Speaking to reporters on the sidelines of a ceremony to inaugurate the first
phase of the development plan of Lavan oil refinery in the Persian Gulf, the
former minister also said that Iran plans to improve the quality of its gasoline
production in order to get Euro-4 and Euro-5 standards in the near future.
Mir-Kazzemi had announced in February that the country is prepared to export
gasoline to the neighboring countries due to the excessive production of Iranian
oil refineries.
Iran is by now ready to export gasoline to the neighboring countries, Mir-Kazzemi
said, and reiterated that Iran is now self-sufficient in gasoline production.
Iran increased its gasoline production after the United States and the European
Union started approving their own unilateral sanctions against the Islamic
Republic over its nuclear program, mostly targeting the country's energy and
banking sectors, including a US boycott of gasoline supplies to Iran.
After the UN Security Council ratified a sanctions resolution against Iran on
June 9, the US Senate passed a legislation to expand sanctions on foreign
companies that invest in Iran's energy sector and those foreign companies that
sell refined petroleum to Iran or help develop its refining capacity.

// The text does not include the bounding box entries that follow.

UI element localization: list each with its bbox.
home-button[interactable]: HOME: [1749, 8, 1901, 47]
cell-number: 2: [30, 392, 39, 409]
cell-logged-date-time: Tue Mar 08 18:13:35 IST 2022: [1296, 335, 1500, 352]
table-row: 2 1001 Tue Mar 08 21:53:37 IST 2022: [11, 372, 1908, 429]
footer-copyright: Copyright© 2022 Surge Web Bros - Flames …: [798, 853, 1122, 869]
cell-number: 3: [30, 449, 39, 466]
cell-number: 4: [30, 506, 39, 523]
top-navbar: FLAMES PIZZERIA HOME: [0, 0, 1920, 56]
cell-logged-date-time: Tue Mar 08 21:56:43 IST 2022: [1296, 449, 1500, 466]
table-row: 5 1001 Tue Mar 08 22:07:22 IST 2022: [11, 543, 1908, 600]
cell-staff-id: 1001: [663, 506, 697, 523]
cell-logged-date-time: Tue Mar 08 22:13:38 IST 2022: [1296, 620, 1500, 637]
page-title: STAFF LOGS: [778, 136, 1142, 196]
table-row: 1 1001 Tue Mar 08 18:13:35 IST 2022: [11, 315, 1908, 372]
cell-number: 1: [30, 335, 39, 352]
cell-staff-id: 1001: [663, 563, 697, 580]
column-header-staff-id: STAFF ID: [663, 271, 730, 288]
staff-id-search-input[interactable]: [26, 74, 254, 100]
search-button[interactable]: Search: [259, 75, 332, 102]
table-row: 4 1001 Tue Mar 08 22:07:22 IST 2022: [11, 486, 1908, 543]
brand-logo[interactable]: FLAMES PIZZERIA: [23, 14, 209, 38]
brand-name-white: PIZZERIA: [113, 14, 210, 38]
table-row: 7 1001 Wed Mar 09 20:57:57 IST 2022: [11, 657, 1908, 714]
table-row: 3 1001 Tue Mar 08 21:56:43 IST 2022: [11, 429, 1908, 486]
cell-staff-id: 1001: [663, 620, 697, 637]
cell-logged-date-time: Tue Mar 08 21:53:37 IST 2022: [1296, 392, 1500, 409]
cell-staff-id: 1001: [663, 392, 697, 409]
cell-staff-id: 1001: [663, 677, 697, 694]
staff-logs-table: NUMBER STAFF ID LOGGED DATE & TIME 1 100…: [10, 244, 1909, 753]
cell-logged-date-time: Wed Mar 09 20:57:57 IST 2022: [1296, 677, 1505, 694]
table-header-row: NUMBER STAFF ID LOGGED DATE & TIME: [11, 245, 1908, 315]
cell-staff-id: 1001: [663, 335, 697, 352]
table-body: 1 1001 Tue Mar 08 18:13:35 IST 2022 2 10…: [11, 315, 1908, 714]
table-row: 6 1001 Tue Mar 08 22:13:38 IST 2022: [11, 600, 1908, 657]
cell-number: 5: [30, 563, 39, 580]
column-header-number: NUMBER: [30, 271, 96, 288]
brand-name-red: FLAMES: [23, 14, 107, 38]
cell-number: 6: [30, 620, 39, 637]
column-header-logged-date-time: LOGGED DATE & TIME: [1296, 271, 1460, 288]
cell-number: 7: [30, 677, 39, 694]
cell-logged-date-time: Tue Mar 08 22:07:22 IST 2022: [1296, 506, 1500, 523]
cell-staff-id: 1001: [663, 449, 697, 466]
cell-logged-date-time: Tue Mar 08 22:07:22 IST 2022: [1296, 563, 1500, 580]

The bill, which later received the approval of the House of Representatives,
said companies that continue to sell gasoline and other refined oil products to
Iran would be banned from receiving Energy Department contracts to deliver crude
to the US Strategic Petroleum Reserve. The bill was then signed into law by US
President Barack Obama.
But Iran's self-sufficiency in gasoline production made Washington's plots fall
flat. Iran boosted gasoline production so much that in September 2010, the
country exported its first gasoline consignment to the foreign markets.